In formulating and proposing policies, the function seeks to ensure that the Authority is proactive in the face of new opportunities, perceived risks and changing international standards which may impact the financial services sector, whilst fostering innovation and enhancing access to financial products. The function hence contributes towards strengthening Malta’s framework for the regulation of the sector, whilst promoting and coordinating strategic thinking across all functions within the MFSA.
As part of its remit, the function is also responsible for participating in selected local, EU and international fora, including committees of the European Supervisory Authorities, which may impinge on the Authority’s strategies and policies.
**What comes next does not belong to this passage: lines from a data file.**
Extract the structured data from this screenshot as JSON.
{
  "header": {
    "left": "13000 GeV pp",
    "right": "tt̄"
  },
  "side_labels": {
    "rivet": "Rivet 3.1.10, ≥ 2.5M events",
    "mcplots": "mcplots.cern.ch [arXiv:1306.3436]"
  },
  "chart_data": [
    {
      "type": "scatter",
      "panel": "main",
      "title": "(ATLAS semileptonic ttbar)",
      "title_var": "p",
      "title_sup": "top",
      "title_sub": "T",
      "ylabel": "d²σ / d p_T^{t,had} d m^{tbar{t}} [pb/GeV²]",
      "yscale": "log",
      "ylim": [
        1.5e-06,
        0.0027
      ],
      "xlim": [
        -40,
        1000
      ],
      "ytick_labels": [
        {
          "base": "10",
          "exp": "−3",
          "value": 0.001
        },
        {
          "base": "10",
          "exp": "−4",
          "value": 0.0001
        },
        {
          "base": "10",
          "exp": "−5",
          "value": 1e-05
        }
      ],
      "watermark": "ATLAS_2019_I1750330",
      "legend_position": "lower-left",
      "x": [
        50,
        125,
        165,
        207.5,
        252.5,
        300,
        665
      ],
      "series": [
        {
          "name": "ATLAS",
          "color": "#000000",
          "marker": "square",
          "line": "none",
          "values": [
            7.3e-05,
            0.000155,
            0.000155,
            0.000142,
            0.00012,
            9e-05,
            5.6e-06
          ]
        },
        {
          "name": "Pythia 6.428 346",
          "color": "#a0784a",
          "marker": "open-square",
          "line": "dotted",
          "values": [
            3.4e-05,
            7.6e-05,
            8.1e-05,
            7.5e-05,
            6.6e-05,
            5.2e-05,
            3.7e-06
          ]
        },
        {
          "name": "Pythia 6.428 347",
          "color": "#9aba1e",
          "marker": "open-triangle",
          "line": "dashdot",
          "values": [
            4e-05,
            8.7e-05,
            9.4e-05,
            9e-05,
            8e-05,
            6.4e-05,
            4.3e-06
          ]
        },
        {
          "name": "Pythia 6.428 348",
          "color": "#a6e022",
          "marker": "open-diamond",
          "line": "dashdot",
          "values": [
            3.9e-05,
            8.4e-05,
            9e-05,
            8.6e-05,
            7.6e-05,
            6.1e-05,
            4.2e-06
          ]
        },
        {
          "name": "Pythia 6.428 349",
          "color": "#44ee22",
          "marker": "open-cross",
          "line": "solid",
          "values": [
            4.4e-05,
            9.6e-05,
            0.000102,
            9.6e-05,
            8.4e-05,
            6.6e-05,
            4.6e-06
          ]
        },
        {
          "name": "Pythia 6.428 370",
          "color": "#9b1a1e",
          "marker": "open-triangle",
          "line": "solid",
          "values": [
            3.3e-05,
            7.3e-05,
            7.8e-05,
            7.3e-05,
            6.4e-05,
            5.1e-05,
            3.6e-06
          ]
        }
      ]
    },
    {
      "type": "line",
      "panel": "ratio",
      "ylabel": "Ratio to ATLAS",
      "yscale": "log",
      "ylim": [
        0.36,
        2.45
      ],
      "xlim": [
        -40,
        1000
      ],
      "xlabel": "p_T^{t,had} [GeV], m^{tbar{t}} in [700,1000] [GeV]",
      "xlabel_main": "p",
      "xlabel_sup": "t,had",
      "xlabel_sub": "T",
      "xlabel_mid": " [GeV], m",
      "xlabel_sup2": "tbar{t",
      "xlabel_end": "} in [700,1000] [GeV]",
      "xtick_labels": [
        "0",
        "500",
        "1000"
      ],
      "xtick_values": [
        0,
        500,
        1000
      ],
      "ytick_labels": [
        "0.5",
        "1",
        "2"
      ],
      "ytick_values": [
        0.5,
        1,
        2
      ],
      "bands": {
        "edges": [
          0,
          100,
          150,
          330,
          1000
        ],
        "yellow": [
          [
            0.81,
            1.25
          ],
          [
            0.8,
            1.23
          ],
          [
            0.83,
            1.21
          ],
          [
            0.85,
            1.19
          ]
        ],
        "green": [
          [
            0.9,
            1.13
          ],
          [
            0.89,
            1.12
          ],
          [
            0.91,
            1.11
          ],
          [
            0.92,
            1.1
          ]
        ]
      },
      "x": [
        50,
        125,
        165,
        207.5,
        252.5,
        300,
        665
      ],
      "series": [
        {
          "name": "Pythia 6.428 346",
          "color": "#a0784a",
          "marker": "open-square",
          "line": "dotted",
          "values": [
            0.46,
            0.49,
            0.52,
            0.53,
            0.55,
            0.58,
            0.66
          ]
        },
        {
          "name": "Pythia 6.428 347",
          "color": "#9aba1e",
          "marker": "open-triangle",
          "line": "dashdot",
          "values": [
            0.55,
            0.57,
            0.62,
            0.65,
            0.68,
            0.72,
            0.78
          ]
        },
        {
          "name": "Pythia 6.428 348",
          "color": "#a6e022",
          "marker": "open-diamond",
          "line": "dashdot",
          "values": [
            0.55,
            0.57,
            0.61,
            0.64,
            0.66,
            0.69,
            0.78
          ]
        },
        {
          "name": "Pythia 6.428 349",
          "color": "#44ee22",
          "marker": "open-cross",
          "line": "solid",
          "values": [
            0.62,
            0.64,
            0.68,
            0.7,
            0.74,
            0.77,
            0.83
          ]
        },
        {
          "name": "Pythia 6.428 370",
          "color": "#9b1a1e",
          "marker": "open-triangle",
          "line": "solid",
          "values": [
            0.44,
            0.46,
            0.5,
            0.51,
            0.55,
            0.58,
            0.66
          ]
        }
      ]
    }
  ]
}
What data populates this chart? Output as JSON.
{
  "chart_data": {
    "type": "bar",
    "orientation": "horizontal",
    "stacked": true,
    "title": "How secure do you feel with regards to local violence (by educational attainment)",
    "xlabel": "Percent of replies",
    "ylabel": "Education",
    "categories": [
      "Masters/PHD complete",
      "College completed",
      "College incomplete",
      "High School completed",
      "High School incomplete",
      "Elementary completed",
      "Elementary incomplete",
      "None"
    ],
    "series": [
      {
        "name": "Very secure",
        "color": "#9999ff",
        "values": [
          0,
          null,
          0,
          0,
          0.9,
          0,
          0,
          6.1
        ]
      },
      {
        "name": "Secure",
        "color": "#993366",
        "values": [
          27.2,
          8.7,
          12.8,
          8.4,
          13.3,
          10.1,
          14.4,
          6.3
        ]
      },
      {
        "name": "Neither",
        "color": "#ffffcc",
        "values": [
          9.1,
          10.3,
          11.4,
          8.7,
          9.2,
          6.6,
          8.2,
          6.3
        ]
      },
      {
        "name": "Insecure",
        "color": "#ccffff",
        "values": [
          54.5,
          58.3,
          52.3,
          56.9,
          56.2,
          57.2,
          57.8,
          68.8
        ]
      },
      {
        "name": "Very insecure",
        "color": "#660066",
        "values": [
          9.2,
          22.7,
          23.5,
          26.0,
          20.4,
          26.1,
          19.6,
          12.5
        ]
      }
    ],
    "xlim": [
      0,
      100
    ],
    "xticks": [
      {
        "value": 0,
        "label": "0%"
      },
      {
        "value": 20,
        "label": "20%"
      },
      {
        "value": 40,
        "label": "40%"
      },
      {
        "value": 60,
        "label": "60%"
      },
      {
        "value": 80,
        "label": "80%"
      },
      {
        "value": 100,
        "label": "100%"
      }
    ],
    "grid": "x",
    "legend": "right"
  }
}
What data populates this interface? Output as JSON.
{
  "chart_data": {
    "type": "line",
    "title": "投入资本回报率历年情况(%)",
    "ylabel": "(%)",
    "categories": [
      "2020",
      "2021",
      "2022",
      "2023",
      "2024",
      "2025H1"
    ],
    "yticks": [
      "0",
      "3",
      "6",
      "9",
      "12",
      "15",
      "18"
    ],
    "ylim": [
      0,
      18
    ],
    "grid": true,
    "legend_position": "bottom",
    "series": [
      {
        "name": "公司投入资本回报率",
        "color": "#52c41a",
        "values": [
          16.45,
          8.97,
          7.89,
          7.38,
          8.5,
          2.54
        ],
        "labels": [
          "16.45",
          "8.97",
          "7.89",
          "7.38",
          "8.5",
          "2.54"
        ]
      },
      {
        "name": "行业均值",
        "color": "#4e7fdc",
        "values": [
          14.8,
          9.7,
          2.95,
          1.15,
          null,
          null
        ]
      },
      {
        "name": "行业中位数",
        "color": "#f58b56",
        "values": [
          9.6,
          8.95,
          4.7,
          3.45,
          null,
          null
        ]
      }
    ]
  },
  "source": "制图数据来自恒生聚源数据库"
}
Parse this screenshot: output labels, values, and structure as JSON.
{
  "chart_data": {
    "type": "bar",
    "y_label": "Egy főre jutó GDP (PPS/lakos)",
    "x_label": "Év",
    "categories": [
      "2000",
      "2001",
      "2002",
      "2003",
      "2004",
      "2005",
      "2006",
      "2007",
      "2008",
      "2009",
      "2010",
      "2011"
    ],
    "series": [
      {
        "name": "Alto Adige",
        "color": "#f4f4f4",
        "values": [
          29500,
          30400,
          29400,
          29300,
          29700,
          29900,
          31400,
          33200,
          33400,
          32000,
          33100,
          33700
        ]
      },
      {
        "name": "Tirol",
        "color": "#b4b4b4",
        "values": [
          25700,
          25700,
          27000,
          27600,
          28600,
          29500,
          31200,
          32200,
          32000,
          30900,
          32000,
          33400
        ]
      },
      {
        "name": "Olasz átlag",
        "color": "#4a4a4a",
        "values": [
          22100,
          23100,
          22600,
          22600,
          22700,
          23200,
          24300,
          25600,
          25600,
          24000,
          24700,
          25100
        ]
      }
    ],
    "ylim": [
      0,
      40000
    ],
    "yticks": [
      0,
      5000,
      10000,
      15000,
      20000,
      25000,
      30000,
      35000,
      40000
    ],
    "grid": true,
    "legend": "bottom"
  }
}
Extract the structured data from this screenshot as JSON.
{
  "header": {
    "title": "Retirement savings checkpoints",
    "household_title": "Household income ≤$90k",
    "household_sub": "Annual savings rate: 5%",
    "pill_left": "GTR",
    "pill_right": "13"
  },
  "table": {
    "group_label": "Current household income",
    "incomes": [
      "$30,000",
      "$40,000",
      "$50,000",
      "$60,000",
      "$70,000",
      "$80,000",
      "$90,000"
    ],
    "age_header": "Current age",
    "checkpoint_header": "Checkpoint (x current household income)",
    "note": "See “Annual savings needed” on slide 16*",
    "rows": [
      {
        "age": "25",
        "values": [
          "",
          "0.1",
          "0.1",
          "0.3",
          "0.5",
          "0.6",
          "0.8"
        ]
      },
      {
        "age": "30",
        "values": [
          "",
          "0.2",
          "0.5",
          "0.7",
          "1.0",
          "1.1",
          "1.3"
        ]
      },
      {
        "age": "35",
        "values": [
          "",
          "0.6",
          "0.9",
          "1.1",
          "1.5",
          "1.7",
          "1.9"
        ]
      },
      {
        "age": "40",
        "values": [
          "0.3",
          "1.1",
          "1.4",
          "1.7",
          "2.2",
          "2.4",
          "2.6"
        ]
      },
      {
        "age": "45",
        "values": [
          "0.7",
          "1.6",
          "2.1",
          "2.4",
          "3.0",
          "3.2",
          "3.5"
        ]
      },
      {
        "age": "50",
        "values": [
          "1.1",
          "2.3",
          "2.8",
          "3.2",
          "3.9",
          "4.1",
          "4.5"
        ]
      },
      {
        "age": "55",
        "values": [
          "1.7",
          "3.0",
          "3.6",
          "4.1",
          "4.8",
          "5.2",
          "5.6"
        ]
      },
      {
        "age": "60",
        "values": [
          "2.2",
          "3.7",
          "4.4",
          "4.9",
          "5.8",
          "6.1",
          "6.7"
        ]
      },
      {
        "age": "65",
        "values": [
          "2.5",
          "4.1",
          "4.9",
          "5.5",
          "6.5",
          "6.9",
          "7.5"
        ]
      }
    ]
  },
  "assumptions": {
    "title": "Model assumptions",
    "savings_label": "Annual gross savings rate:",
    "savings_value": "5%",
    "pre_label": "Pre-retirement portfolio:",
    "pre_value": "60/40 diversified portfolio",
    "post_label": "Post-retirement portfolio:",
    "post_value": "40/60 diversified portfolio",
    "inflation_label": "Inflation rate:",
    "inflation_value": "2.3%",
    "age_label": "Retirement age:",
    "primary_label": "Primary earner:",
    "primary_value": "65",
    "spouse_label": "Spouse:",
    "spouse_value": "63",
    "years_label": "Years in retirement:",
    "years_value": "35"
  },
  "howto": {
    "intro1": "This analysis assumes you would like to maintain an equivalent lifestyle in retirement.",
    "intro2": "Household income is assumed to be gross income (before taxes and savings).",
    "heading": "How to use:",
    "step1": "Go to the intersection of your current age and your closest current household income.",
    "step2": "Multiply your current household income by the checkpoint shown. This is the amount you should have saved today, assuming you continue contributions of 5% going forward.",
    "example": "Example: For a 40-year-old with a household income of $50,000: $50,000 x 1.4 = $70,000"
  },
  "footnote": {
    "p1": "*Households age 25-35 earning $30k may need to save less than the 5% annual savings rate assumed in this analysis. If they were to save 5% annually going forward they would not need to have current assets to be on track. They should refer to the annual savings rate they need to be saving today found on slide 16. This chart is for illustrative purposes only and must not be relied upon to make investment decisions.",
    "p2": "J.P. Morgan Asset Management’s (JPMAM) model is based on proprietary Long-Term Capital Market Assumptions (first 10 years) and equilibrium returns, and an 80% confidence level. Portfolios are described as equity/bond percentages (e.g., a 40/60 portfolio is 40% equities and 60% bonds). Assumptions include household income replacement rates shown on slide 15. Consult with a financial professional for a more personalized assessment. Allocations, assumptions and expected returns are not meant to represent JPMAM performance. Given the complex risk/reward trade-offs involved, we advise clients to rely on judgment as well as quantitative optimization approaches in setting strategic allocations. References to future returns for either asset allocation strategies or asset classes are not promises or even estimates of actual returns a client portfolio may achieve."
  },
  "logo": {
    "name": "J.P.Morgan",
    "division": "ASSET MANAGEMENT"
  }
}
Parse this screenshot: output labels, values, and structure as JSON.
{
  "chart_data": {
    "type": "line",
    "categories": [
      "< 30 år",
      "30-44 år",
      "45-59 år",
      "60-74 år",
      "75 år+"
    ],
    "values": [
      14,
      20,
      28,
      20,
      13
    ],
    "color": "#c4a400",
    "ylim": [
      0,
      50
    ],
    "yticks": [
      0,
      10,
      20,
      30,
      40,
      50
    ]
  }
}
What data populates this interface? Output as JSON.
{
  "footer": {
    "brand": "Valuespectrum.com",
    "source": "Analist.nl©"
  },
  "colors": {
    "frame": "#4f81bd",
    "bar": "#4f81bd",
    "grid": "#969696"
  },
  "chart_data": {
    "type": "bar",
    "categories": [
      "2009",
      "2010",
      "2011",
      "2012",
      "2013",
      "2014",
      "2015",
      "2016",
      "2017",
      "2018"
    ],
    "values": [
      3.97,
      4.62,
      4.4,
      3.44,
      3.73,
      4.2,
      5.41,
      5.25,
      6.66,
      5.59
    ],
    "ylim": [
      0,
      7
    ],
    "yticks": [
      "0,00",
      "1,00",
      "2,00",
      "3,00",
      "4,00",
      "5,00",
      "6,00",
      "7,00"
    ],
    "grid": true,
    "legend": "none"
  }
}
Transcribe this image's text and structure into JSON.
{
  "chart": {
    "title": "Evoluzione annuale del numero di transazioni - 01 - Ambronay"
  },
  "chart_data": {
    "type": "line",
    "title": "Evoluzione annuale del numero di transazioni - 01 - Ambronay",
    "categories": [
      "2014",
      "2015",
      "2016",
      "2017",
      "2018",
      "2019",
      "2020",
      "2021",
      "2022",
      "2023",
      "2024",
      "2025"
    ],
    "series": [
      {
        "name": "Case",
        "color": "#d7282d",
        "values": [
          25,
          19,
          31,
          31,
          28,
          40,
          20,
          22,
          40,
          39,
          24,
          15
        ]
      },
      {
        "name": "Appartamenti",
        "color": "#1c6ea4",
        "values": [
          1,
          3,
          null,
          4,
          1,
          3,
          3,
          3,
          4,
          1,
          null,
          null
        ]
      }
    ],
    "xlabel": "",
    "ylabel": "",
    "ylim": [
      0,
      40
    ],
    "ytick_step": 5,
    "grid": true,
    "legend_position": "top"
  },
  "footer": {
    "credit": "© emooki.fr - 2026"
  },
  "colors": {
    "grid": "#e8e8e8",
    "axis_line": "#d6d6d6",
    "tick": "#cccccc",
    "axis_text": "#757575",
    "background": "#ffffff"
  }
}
The Strategy, Policy and Innovation function is led by Clare Farrugia.
Supervisory Quality Assurance
Supervisory Quality Assurance is a newly-set up function within the MFSA, enabling the Authority to put more focus in this area, in line with European Central Bank (ECB) recommendations.
Headed by Catherine Galea, the main role of the function centres around the review of supervisory approaches in order to safeguard the consistency and quality of supervisory activities, while acting as a key contributor to the development of homogeneity across supervisory functions and in line with European Supervisory Authority standards.
From a quality assurance perspective, it ensures the proper use and continuous enhancement of the holistic supervisory framework and promotes supervisory standards in line with international best practices and the MFSA’s vision. As part of its ongoing work, the function is also responsible for identifying emerging risks and deficiencies in the internal supervisory processes and offer recommendations to address shortcomings.
Supervisory Quality Assurance at the MFSA is led by Catherine Galea.
The Technology function at MFSA leverages cutting-edge technology, industry standards and methodologies to provide reliable services to the rest of the organisation and the entities interacting with the Authority through digital means. The team provides operational support to the other functions of the Authority and is responsible for managing the Authority’s resources, efficiently supporting the overall business strategy.
It is responsible for technology design, development, integration and delivery of all the information and communications infrastructure, platforms and services, and works with several technology vendors and partners. It also ensures the protection of data based on the principles of data privacy, while mitigating against cyber threats using advanced protection mechanisms.
Technology is also assigned with the responsibility of providing information security analysis to the Regulatory functions. Officials from the Technology team participate in several European committees, expert groups and industry fora.
The Technology team at MFSA is led by Reuben Vella.
Virtual Financial Assets
In an attempt to gain first mover advantage and establish Malta as a leader in this sector, the MFSA has been one of the first regulators in the world to introduce a regulatory framework for virtual financial assets.
The Virtual Financial Assets Framework was created to provide legal certainty to crypto assets and new technologies being used in financial services, whilst at the same time ensuring investor protection, market integrity and financial stability.
The framework establishes three types of authorisations; those of VFA Agents, Whitepapers, and VFA Service Providers. The Virtual Financial Assets function within the Supervisory Directorate is responsible for receiving applications, granting authorisations and supervising licence holders within this regulatory framework.
Herman Ciappara heads the Virtual Financial Assets function within the Authority.